Viaggio a Vaprio d'Adda dove è stato preso il 26enne pakistano ritenuto un fedele del Califfato: sarà espulso

Il cortile di via XX Settembre 8

Il cortile di via XX Settembre 8

Vaprio d'Adda (Milano), 1 agosto 2016 - Via XX Settembre 8, Vaprio. Un piccolo portone dà accesso a una casa di corte gialla, con ringhiere e persiane verdi. Ciottoli di fiume disegnano un cortile preciso e pulito. Tutto perfetto, tutto lindo, con pretese da piccola borghesia. Dietro una delle porte sbarrate abitava Aftab Farooq, il jihadista di 26 anni con la faccia mite, catturato dai carabinieri del Ros, venerdì. Sarà espulso per motivi di sicurezza nazionale. Rimpatriato in Pakistan. Un viaggio al contrario dopo l’arrivo in Italia, nel 2003, quando aveva solo 13 anni, insieme ai genitori. Che abitano a venti metri, in via Motta 25, altra corte, meno chic di quella del figlio e della moglie, lui magazziniere in un grande negozio di articoli sportivi, lei casalinga. Si era sposato tre anni fa, non ha figli Aftab.
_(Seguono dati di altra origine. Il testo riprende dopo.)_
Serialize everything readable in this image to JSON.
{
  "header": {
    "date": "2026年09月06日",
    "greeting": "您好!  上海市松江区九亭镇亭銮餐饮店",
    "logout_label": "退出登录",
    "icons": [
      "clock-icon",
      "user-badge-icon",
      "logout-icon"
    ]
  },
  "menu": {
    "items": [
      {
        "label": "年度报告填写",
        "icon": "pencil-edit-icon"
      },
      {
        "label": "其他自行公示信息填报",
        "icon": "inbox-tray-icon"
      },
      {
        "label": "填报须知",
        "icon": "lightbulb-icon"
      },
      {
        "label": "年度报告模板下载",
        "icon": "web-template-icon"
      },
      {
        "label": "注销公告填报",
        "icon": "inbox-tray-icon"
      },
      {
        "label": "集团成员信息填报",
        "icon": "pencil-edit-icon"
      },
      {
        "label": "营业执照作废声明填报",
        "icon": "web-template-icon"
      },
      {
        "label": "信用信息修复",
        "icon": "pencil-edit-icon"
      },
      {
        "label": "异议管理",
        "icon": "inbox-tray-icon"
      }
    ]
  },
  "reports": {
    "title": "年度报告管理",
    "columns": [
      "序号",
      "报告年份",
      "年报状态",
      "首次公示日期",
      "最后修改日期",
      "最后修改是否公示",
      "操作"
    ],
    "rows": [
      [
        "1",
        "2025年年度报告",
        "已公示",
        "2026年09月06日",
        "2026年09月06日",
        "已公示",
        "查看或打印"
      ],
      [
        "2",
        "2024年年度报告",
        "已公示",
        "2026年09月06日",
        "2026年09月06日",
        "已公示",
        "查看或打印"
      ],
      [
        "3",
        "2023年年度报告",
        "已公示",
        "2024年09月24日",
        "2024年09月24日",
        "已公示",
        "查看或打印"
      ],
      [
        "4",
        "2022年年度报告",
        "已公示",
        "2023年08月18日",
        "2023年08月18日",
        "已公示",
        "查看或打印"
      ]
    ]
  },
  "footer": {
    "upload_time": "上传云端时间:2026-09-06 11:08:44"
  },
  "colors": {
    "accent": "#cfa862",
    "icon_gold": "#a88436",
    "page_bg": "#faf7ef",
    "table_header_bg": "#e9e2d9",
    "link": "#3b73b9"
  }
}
Lo psicodramma del terrorismo scuote la cittadina di 9mila abitanti, che dorme lungo il fiume. Il 15% dei residenti è straniero. Nessuno ha voglia di parlare di quel che è successo. Si biascicano frasi di circostanza, che manco a Scampia: "Non so, non ero qui l’altro ieri, non lo conosco". Eppure qualcuno si ricorda di Aftab, uno dei quaranta pakistani che da anni si sono stabiliti da queste parti. "Sono un gruppo a sé, stanno per conto loro" raccontano in un bar fra la casa dell’aspirante combattente del Califfato e quella dei suoi genitori.

L’operazione dei carabinieri è andata in scena nella Molenbeek dell’hinterland. In questo labirinto di vie e viuzze convivono da anni 63 lingue diverse. L’ambiente è degradato, le casupole attaccate una all’altra sono fatiscenti. Non quella del 26enne, però: uno che ce l’aveva fatta. Viaggi all’estero per vacanza, gite nelle città d’arte, a Venezia, a Monreale e le foto su Facebook della settimana bianca con lo snowboard. Eppure dietro la normalità e lo stipendio conquistati con sacrificio e impegno, il cuore batteva per l’estremismo islamico.

"Esattamente come ai tempi delle Brigate rosse - azzarda il sindaco Andrea Benvenuto Beretta -. Dietro il vicino che ti apre la porta dell’ascensore, si nasconde un soldato deciso a tutto". Esterrefatto, come tanti altri vapriesi, il primo cittadino ha puntato tutto sull’integrazione. "Facciamo corsi di italiano per stranieri stabilendo il primo importante ponte di comunicazione fra culture diverse, mentre le nostre associazioni promuovono dialogo e scambio". Tutto vero, ma se si passeggia per un paio d’ore nel cuore del paese, si vedono solo immigrati.

Le case lasciate dai vecchi sono passate prima alle "braccia" in arrivo dal Sud negli anni del boom economico, poi a questo melting pot di nazionalità, tradizioni, culture che stentano a trovare un’identità comune. Quasi che l’unico punto di contatto con gli italiani sia quello dell’affitto da pagare a fine mese per stamberghe dove i proprietari non abiterebbero mai. L’appartamento di Aftab è un’eccezione: è in uno dei pochi angolini che hanno avuto il bene di un restauro. Uno di quelli categoricamente escluso dai sub-affitti di una sera, l’ultima preoccupazione di ordine pubblico e sicurezza che la cittadina sembra aver scoperto. 

Non solo repressione, la ricetta locale per una convivenza civile è passata anche per la nascita di una consulta stranieri, chiusa per diserzione dei diretti interessati. Agli extracomunitari di partecipare alle scelte delle istituzioni locali non interessava nulla. E i 63 mondi di Vaprio da allora convivono senza incontrarsi.